Kehidupan manusia berkaitan erat dengan energi sehingga ketersediaan energi menjadi hal krusial yang memerlukan perhatian khusus. Untuk mendukung Paris Agreement, pemenuhan energi harus mulai berubah haluan menuju energi terbarukan dan ramah lingkungan. Panas bumi menjadi energi alternatif pilihan yang dinilai menjanjikan karena memiliki potensi besar mencapai 28 GW.

Hingga saat ini, pemenuhan kebutuhan energi di Indonesia masih bertumpu pada energi fosil yang tidak terbarukan dan ramah lingkungan. Jika hal tersebut terus dibiarkan, maka Indonesia bisa mengalami kelangkaan energi dan masalah lingkungan di masa depan. 

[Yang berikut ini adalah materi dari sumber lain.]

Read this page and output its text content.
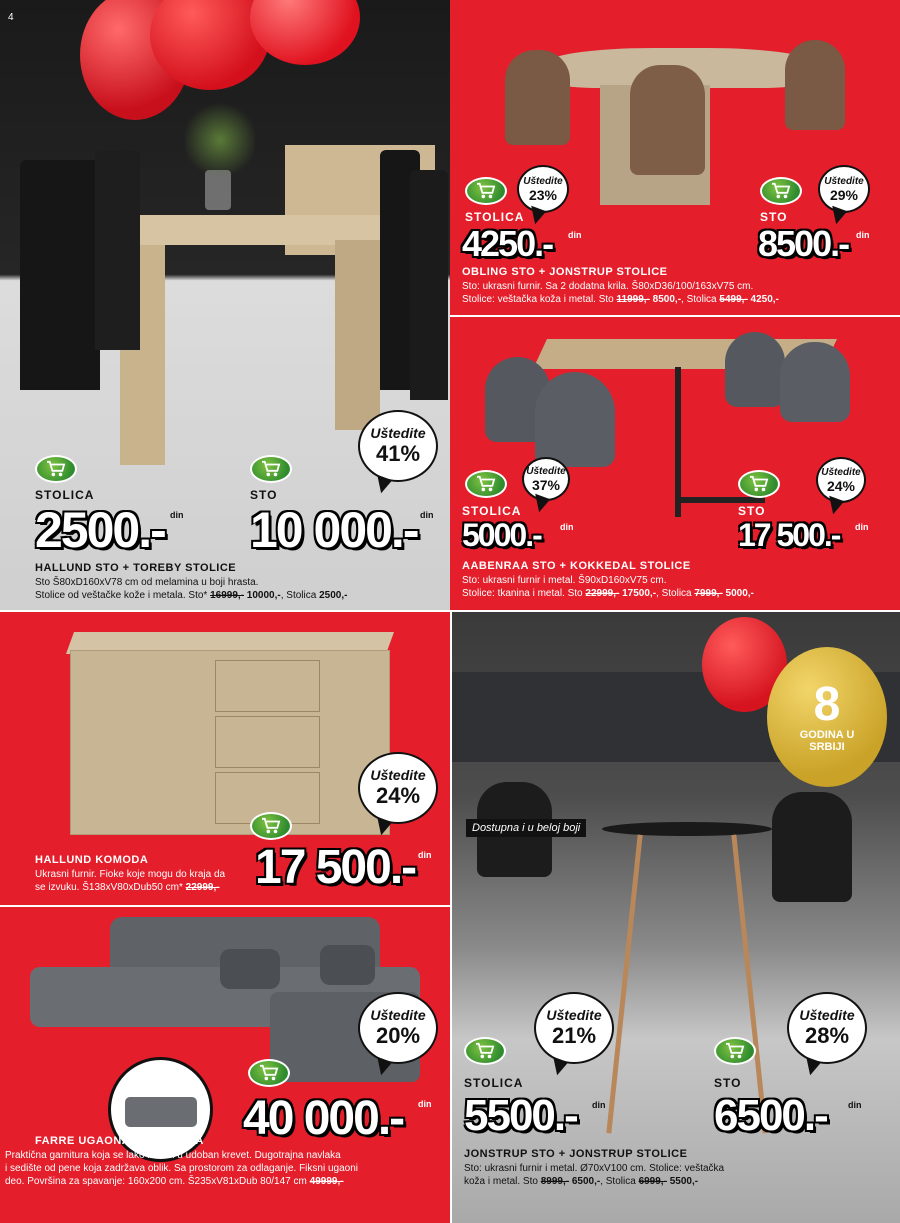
4
Uštedite
41%
STOLICA	STO
2500.- din 10 000.- din
HALLUND STO + TOREBY STOLICE
Sto Š80xD160xV78 cm od melamina u boji hrasta.
Stolice od veštačke kože i metala. Sto* 16999,- 10000,-, Stolica 2500,-
Uštedite
23%
Uštedite
29%
STOLICA	STO
4250.- din	8500.- din
OBLING STO + JONSTRUP STOLICE
Sto: ukrasni furnir. Sa 2 dodatna krila. Š80xD36/100/163xV75 cm.
Stolice: veštačka koža i metal. Sto 11999,- 8500,-, Stolica 5499,- 4250,-
Uštedite
37%
Uštedite
24%
STOLICA	STO
5000.- din	17 500.- din
AABENRAA STO + KOKKEDAL STOLICE
Sto: ukrasni furnir i metal. Š90xD160xV75 cm.
Stolice: tkanina i metal. Sto 22999,- 17500,-, Stolica 7999,- 5000,-
Uštedite
24%
17 500.- din
HALLUND KOMODA
Ukrasni furnir. Fioke koje mogu do kraja da
se izvuku. Š138xV80xDub50 cm* 22999,-
Uštedite
20%
40 000.- din
FARRE UGAONA GARNITURA
Praktična garnitura koja se lako izvlači u udoban krevet. Dugotrajna navlaka
i sedište od pene koja zadržava oblik. Sa prostorom za odlaganje. Fiksni ugaoni
deo. Površina za spavanje: 160x200 cm. Š235xV81xDub 80/147 cm 49999,-
8
GODINA U
SRBIJI
Dostupna i u beloj boji
Uštedite
21%
Uštedite
28%
STOLICA	STO
5500.- din 6500.- din
JONSTRUP STO + JONSTRUP STOLICE
Sto: ukrasni furnir i metal. Ø70xV100 cm. Stolice: veštačka
koža i metal. Sto 8999,- 6500,-, Stolica 6999,- 5500,-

Saat ini, pemerintah terus berupaya untuk menekan penggunaan energi berbasis fosil. Keseriusan pemerintah ditunjukkan dengan dikeluarkannya Rencana Umum Energi Nasional (RUEN) berdasarkan Peraturan Presiden Nomor 22 Tahun 2017. Dalam dokumen tersebut, Indonesia menargetkan penggunaan energi baru dan terbarukan (EBT) mencapai 23 persen pada 2025. Akan tetapi, penggunaan EBT per April 2021 baru mencapai 13,55%, masih jauh dari target yang ingin dicapai. 

Dalam pemenuhan target tersebut, pemerintah terus berupaya melaksanakan percepatan pengembangan EBT, salah satunya dengan peningkatan kapasitas pembangkit listrik tenaga energi baru dan terbarukan (PLT EBT). Salah satu EBT yang dapat dimanfaatkan untuk peningkatan kapasitas PLT EBT adalah panas bumi.

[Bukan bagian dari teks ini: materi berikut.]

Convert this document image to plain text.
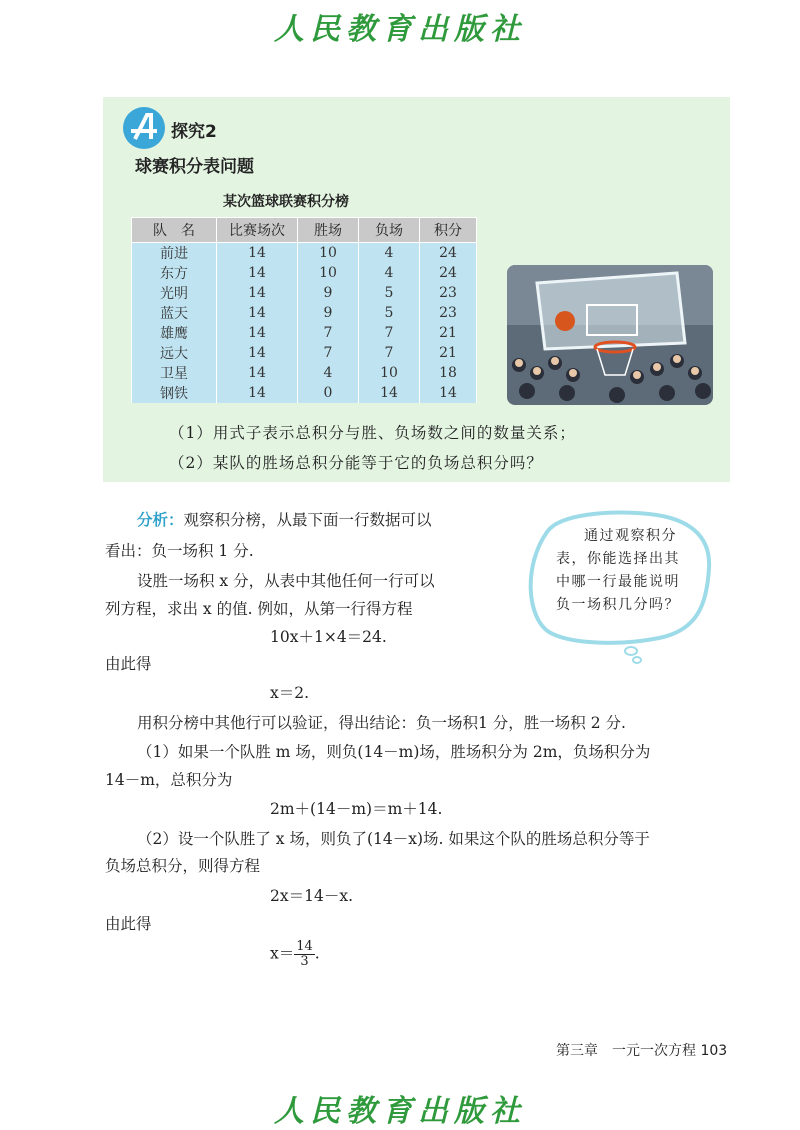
人民教育出版社
探究2
球赛积分表问题
某次篮球联赛积分榜
队　名	比赛场次	胜场	负场	积分
前进	14	10	4	24
东方	14	10	4	24
光明	14	9	5	23
蓝天	14	9	5	23
雄鹰	14	7	7	21
远大	14	7	7	21
卫星	14	4	10	18
钢铁	14	0	14	14
（1）用式子表示总积分与胜、负场数之间的数量关系；
（2）某队的胜场总积分能等于它的负场总积分吗？
通过观察积分
表，你能选择出其
中哪一行最能说明
负一场积几分吗？
分析：观察积分榜，从最下面一行数据可以
看出：负一场积 1 分.
设胜一场积 x 分，从表中其他任何一行可以
列方程，求出 x 的值. 例如，从第一行得方程
10x＋1×4＝24.
由此得
x＝2.
用积分榜中其他行可以验证，得出结论：负一场积1 分，胜一场积 2 分.
（1）如果一个队胜 m 场，则负(14－m)场，胜场积分为 2m，负场积分为
14－m，总积分为
2m＋(14－m)＝m＋14.
（2）设一个队胜了 x 场，则负了(14－x)场. 如果这个队的胜场总积分等于
负场总积分，则得方程
2x＝14－x.
由此得
$x= \frac{14}{3}$ .
第三章　一元一次方程 103
人民教育出版社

Panas bumi merupakan sumber energi yang dinilai bersih dan ramah lingkungan karena hampir tidak menghasilkan limbah. Selain itu, menurut Departemen Energi Amerika Serikat, pemanfaatan panas bumi tidak memerlukan area yang luas. Jika dibandingkan sumber energi lainnya, pembangkit listrik tenaga panas bumi (PLTP) hanya memerlukan area seluas 404 m2 untuk menghasilkan energi sebesar 1 gigawatt (GW), jauh lebih kecil dari pembangkit listrik tenaga angin dan matahari yang secara berturut-turut memerlukan area seluas 1.335 m2 dan 3.237 m2.

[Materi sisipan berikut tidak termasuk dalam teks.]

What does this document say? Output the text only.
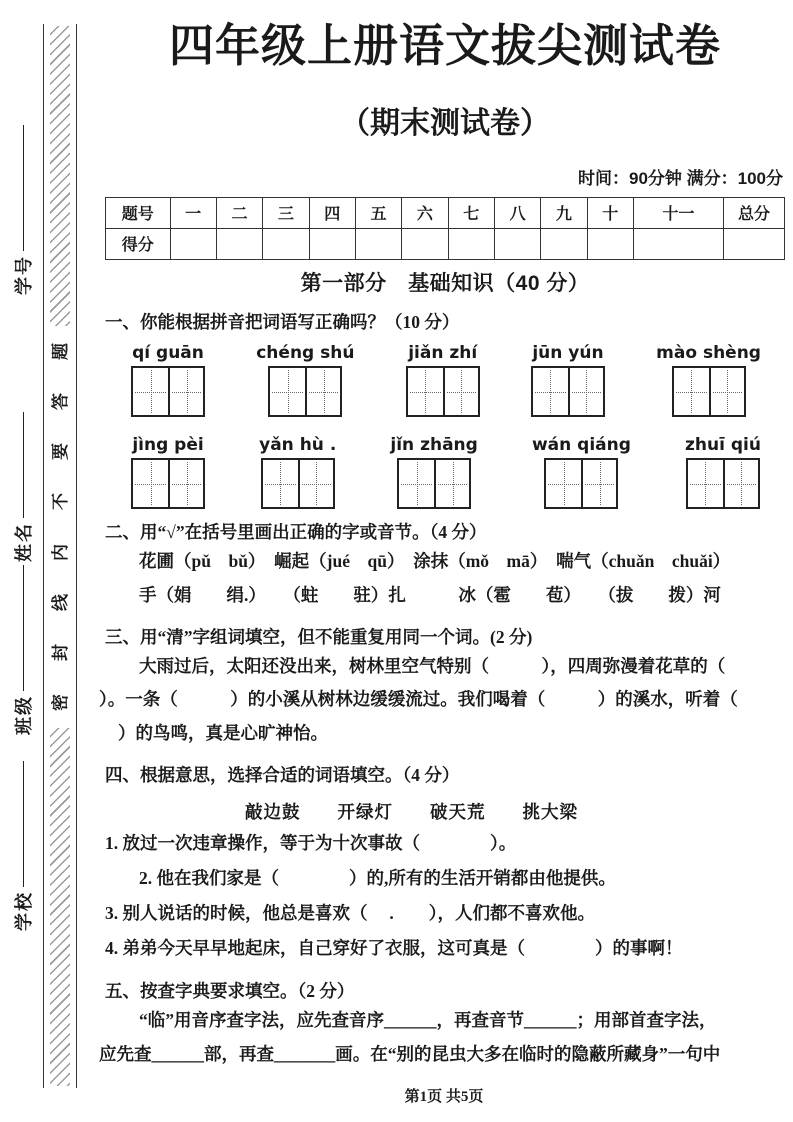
学号
姓名
班级
学校
题
答
要
不
内
线
封
密
四年级上册语文拔尖测试卷
（期末测试卷）
时间：90分钟 满分：100分
题号	一	二	三	四	五	六	七	八	九	十	十一	总分
得分												
第一部分　基础知识（40 分）

一、你能根据拼音把词语写正确吗？（10 分）

qí guān	chéng shú	jiǎn zhí	jūn yún	mào shèng
jìng pèi	yǎn hù .	jǐn zhāng	wán qiáng	zhuī qiú

二、用“√”在括号里画出正确的字或音节。（4 分）

花圃（pǔ　bǔ）　崛起（jué　qū）　涂抹（mǒ　mā）　喘气（chuǎn　chuǎi）

手（娟　　绢.）　　（蛀　　驻）扎　　　冰（雹　　苞）　　（拔　　拨）河

三、用“清”字组词填空，但不能重复用同一个词。(2 分)

大雨过后，太阳还没出来，树林里空气特别（　　　），四周弥漫着花草的（

）。一条（　　　）的小溪从树林边缓缓流过。我们喝着（　　　）的溪水，听着（

）的鸟鸣，真是心旷神怡。

四、根据意思，选择合适的词语填空。（4 分）

敲边鼓　　开绿灯　　破天荒　　挑大梁

1. 放过一次违章操作，等于为十次事故（　　　　）。

2. 他在我们家是（　　　　）的,所有的生活开销都由他提供。

3. 别人说话的时候，他总是喜欢（　 .　　），人们都不喜欢他。

4. 弟弟今天早早地起床，自己穿好了衣服，这可真是（　　　　）的事啊！

五、按查字典要求填空。（2 分）

“临”用音序查字法，应先查音序______，再查音节______；用部首查字法，

应先查______部，再查_______画。在“别的昆虫大多在临时的隐蔽所藏身”一句中

第1页 共5页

Sebagai negara yang terletak pada kawasan ring of fire, Indonesia menjadi negara dengan potensi panas bumi terbesar kedua setelah Amerika Serikat, yaitu mencapai 28 GW. Akan  tetapi,  hingga  saat  ini energi yang dimanfaatkan baru mencapai 2.130 megawatt dengan total 14 wilayah kerja panas bumi (WKP) dan 16 PLTP. Dalam upaya mengoptimalkan pemanfaatan energi tersebut, pemerintah telah menyusun road map pengembangan panas bumi hingga tahun 2025. Dalam road map tersebut, total kapasitas terpasang ditargetkan sebesar 7.241 megawatt. Wilayah pengembangan panas bumi akan tersebar di seluruh Indonesia dengan jumlah WKP dan wilayah penugasan survei pendahuluan dan eksplorasi (WPSPE) direncanakan mencapai 65 WKP dan 10 WPSPE.

Pengembangan Panas Bumi di Patuha

Salah satu WKP yang ada di Indonesia terletak di Gunung Patuha, Provinsi Jawa Barat dengan potensi panas bumi mencapai 400 megawatt. PLTP Patuha ini dikelola oleh PT Geo Dipa Energi berdasarkan Keputusan Menteri Energi dan Sumber Daya Mineral Nomor 2192 K/30/MEM/2014 tentang Penegasan Pengusahaan Area Patuha kepada PT Geo Dipa Energi (Persero) di Wilayah Kuasa Pengusahaan Sumber Daya Panas Bumi Pangalengan. Hingga saat ini, PT Geo Dipa Energi berhasil mengoperasikan 1 Unit PLTP dengan kapasitas 60 megawatt sejak 2014.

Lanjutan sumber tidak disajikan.